L’amministrazione comunale si è dotata di un Piano del traffico in cui gli spazi riservati a questo mezzo di trasporto sono marginali, contrariamente a quanto invece elaborato dall’Agenda 21 Locale che ha prodotto delle linee guida sulla mobilità sostenibile fondata sui seguenti principi:

soddisfare i fabbisogni di mobilità della popolazione;

  • assicurare l’abbattimento dei livelli di inquinamento atmosferico e acustico;
  • ridurre i consumi energetici;
  • aumentare i livelli di sicurezza del trasporto e della circolazione stradale;
  • incrementare la capacità di trasporto;
  • incrementare la percentuale dei cittadini trasportati con sistemi collettivi anche con soluzioni di car pooling o car sharing;
  • ridurre i fenomeni di congestione nelle aree urbane;

             Passando alle proposte operative in linea con i principi elencati, il documento dell’Agenda 21

(http://www.agenda21terracina.it/proposte/Linee%20guida%20per%20la%20MS%20a%20Terracina%2015%2003%202010.pdf)  parla tra l’altro di istituzione di zone a traffico limitato e di una rete ciclabile.
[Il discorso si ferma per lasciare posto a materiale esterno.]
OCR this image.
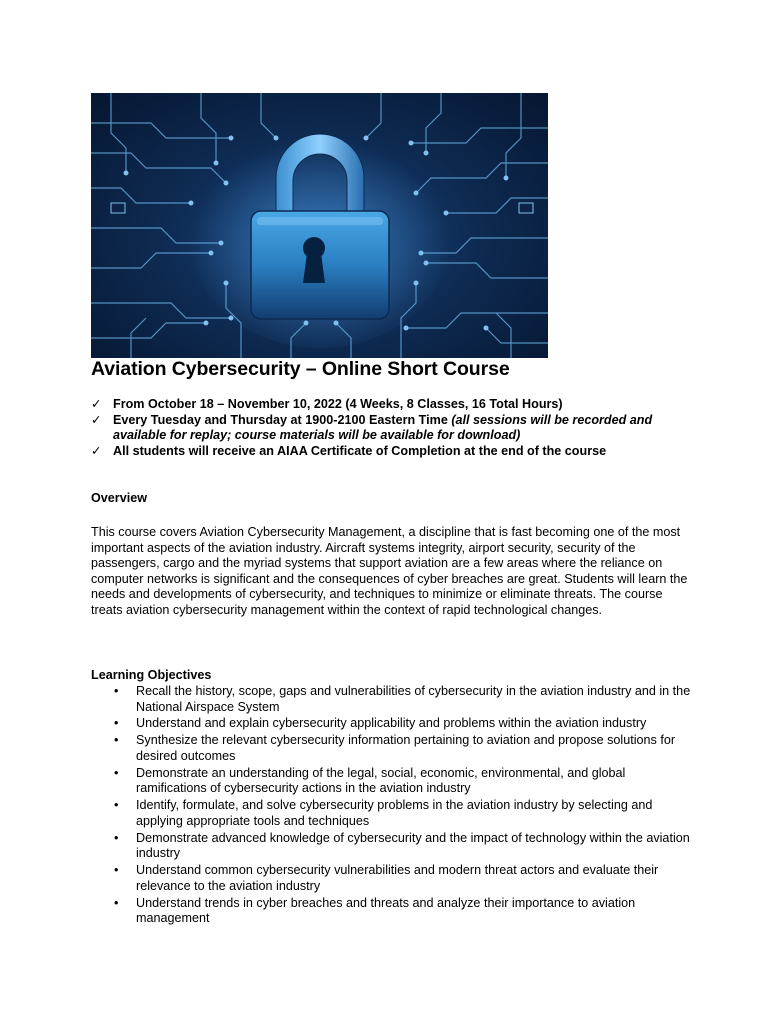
Aviation Cybersecurity – Online Short Course
✓ From October 18 – November 10, 2022 (4 Weeks, 8 Classes, 16 Total Hours)
✓ Every Tuesday and Thursday at 1900-2100 Eastern Time (all sessions will be recorded and available for replay; course materials will be available for download)
✓ All students will receive an AIAA Certificate of Completion at the end of the course
Overview

This course covers Aviation Cybersecurity Management, a discipline that is fast becoming one of the most important aspects of the aviation industry. Aircraft systems integrity, airport security, security of the passengers, cargo and the myriad systems that support aviation are a few areas where the reliance on computer networks is significant and the consequences of cyber breaches are great. Students will learn the needs and developments of cybersecurity, and techniques to minimize or eliminate threats. The course treats aviation cybersecurity management within the context of rapid technological changes.

Learning Objectives
• Recall the history, scope, gaps and vulnerabilities of cybersecurity in the aviation industry and in the National Airspace System
• Understand and explain cybersecurity applicability and problems within the aviation industry
• Synthesize the relevant cybersecurity information pertaining to aviation and propose solutions for desired outcomes
• Demonstrate an understanding of the legal, social, economic, environmental, and global ramifications of cybersecurity actions in the aviation industry
• Identify, formulate, and solve cybersecurity problems in the aviation industry by selecting and applying appropriate tools and techniques
• Demonstrate advanced knowledge of cybersecurity and the impact of technology within the aviation industry
• Understand common cybersecurity vulnerabilities and modern threat actors and evaluate their relevance to the aviation industry
• Understand trends in cyber breaches and threats and analyze their importance to aviation management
Le isole pedonali durature o temporanee non costituiscono soltanto uno spazio libero dal traffico di mezzi motorizzati ma, arredate con fioriere e allestimenti scenici e utilizzate anche per performances artistiche, danno respiro alla città e stimolano il civismo degli abitanti mentre consentono loro di riappropriarsi del proprio territorio. Occorre, quindi, inventariare con fantasia e convinzione tutte le aree all’interno dei quartieri da cui si possa allontanare il traffico motorizzato in maniera stabile, dove è possibile, o almeno per alcune ore della giornata.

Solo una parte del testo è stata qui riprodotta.